– Mamy dobrego premiera, który ma pecha do najbliższych współpracowników – tłumaczył Zbigniew Jakubas, współwłaściciel Mennicy Polskiej – na taśmach "Wprost" nazywany był przez szefa MSW "tłustym misiem". – To, że jestem wściekły na ministra Sienkiewicza, nie oznacza, że i na całą PO – dodał. Jakubas zaznaczył, że nie wyklucza podjęcia kroków prawnych wobec szefa MSW.
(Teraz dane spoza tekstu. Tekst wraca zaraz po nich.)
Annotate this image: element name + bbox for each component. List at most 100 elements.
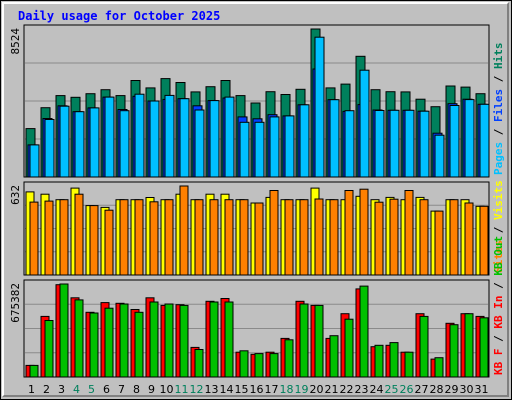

Jakubas o słowach szefa resortu spraw wewnętrznych mówił w programie "Piaskiem po oczach" w TVN 24. – Na miejscu ministra Sienkiewicza przeprosiłbym za takie wypowiedzi, bo są niezgodne z etyką – przekonywał biznesmen. I dodał. – Przyznam szczerze, że gdyby to rozmawiało dwóch podrzędnych polityków, powiedziałbym: "OK, popili sobie, gadają głupoty". Ale to rozmawia szef MSW z szefem NBP, którzy powzięli już bardzo konkretne działania – tłumaczył.
Współwłaściciel Mennicy Polskiej pojawia się w jednej z podsłuchanych rozmów w aferze taśmowejBartłomieja Sienkiewicz z MSW z prezesem NBP Markiem Belką. Minister używał wobec Jakubasa określenie "tłusty miś" i zasugerował, że dzięki współpracy CBŚ, Urzędu Kontroli Skarbowej oraz wywiadu skarbowego, z taki osobami jak on będzie można skuteczniej walczyć.
Jakubas przekonywał w programie, że przez działania MSW Mennica mogła stracić nawet pół miliarda złotych. Działania te w jego opinii mogłyby być inspirowane przez samego szefa resortu. Biznesmen uważa, że to zemsta za jego krytykę pod adresem rządu za zakup Pendolino i reformę OFE.
Dodał także, że jego prawnicy badają możliwość złożenia pozwu przeciwko szefowi MSW. Jakubas zaznaczył, że o tym czy tak się stanie, będzie wiadomo za kilka dni.
Jakubas zaprzeczył również jakoby to on miał stać za ujawnionymi nagraniami. – Jeśliby ktoś do mnie przyszedł z ofertą kupna tego nagrania, wiedziałbym, że jest tam rozmowa, która dotyczy mnie, i kosztowałoby mnie ono 5-10 tys. złotych, kupiłbym je, po czym zaniósł do MSW lub do premiera i oczekiwałbym na ich reakcję – mówił biznesmen.
Współwłaściciel Mennicy Polskiej skomentował także słowa Radosława Sikorskiego o relacjach polsko-amerykańskich. – To nagranie szkodzi Polsce, ale Sikorski powiedział po winku to, co większość Polaków myśli. Ja też tak uważam; wplątaliśmy się w dwie wojny, a nie mamy z tego praktycznie żadnych gospodarczych korzyści z Ameryki – podkreślił Jakubas.